Researchers at the Technical University of Munich have been able to derive more insights about human tissue for diagnosis through a combination of CT scanning and dark-field X-ray imaging.

Dark-field imaging provides information that conventional X-rays cannot on fine tissue structures, especially the lung. In conventional X-ray imaging, X-rays are attenuated by intervening tissue as they travel to the source of the detector. This creates images with varying degrees of attenuation that are based on tissue type and structures. When the X-rays interact with materials of different densities, such as an interface, they scatter. Dark-field imaging assesses this scattering effect to obtain more information on very fine tissue structures.

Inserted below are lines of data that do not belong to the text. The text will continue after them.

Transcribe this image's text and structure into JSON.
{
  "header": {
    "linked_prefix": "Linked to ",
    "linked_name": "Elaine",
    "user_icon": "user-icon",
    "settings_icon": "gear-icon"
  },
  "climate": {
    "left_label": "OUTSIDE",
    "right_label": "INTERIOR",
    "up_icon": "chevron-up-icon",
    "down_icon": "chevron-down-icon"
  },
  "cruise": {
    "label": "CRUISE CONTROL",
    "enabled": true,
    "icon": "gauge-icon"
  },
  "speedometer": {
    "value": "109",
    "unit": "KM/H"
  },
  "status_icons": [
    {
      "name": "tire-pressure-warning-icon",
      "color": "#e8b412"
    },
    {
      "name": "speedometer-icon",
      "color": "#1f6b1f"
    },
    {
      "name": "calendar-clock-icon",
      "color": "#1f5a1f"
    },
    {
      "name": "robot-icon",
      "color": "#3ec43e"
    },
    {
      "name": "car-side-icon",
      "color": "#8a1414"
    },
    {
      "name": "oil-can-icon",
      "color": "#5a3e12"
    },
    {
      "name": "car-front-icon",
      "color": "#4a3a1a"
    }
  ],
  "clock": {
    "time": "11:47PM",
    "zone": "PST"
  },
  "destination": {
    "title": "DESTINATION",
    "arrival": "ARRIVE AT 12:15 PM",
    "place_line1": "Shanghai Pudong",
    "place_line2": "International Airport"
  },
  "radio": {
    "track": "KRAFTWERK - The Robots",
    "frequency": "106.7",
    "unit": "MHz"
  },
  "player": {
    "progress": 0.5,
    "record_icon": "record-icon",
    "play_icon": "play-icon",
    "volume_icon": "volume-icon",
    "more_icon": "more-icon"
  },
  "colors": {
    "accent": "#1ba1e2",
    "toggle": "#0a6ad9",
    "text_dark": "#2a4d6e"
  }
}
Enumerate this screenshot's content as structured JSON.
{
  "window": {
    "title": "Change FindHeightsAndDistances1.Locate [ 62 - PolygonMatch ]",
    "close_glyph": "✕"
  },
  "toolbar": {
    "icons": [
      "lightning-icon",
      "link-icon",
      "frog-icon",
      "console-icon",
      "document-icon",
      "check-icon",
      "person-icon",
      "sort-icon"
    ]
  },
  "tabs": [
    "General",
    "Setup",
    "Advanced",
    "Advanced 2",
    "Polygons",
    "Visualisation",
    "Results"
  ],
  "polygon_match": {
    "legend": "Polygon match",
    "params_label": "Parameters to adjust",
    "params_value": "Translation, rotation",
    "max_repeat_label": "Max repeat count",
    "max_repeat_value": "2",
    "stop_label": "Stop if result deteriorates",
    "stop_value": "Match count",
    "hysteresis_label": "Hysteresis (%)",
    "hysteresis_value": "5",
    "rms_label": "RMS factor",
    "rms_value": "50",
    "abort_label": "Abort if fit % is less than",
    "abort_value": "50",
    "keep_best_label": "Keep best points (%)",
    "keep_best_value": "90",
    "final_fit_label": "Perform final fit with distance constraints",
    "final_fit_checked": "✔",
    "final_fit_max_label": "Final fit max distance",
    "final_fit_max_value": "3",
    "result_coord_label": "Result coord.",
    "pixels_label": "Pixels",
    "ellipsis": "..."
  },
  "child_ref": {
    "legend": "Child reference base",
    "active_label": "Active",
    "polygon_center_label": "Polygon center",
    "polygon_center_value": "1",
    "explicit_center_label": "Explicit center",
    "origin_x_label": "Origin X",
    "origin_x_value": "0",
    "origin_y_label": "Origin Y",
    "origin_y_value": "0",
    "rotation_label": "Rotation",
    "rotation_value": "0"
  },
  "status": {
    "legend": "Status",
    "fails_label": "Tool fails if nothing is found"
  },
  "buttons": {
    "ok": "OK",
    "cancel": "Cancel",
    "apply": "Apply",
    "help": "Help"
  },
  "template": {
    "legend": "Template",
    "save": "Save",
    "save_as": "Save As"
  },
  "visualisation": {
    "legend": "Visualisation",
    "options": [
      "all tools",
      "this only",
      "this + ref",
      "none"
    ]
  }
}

Technical challenges have made it hard to develop a dark-field CT device to the scale needed to assess human beings. But through their work, TUM researchers have developed a prototype that combines both technologies to produce 3D dark-field X-ray images. And it has already been used with a thorax phantom that depicts the upper human body and is large enough to repeat intended applications on real patients.


With the technique, providers can capture both conventional and dark-field X-ray images in a single scan and diagnose not just lung diseases but distinguish between various types of kidney stones and tissue deposits, authors Nikolai Gustschin and Manuel Viermetz told HCB News. "A sensitive assessment of microstructural, pathophysiological changes in tissue and their anatomical distribution provides complementary diagnostic information, which is not accessible with attenuation imaging only. It could hence facilitate a more accurate, quantitative detection and effective treatment of diseases in their early stages."

The technique relies on three optical gratings placed between the X-ray source and detector. When X-rays pass through the gratings, a characteristic pattern is produced at the detector and then changes when a person is positioned in the path of the beam. It is from these deviations that dark-field imaging is able to assess the structure of the person’s tissue. It also requires only 1/50th of the radiation dose typically used in CT scanning.

In addition to size, the fast rotation of scanning had created additional difficulties for integrating dark-field imaging. The high-speed rotation creates vibrations that affect the finely tuned components in the interior of the device. The team at TUM used them to implement the required shift between the gratings to perform dark-field imaging and developed algorithms to filter out the vibration effects based on reference scans.

The university has been assessing the approach for some time in the diagnosis of pulmonary ailments. Through research, it found that the technique can show early changes in the alveolar structure caused by chronic obstructive pulmonary disease.

"We expect the major benefit in the early diagnosis and treatment of respiratory diseases like COPD, pulmonary fibrosis, pneumonia, or lung cancer, since they are generally associated with structural changes of lung parenchyma," said Gustschin and Viermetz. "In a broader context, quantitative information on the alveolar microstructure could enable a better understanding of inflammatory processes and complications caused by acute lung injuries, infectious diseases like COVID-19 or consequences of radiation therapy."

Other potential applications, they add, include improved foreign body detection and the characterization of calcifications and bone microstructure in the context of osteoporosis.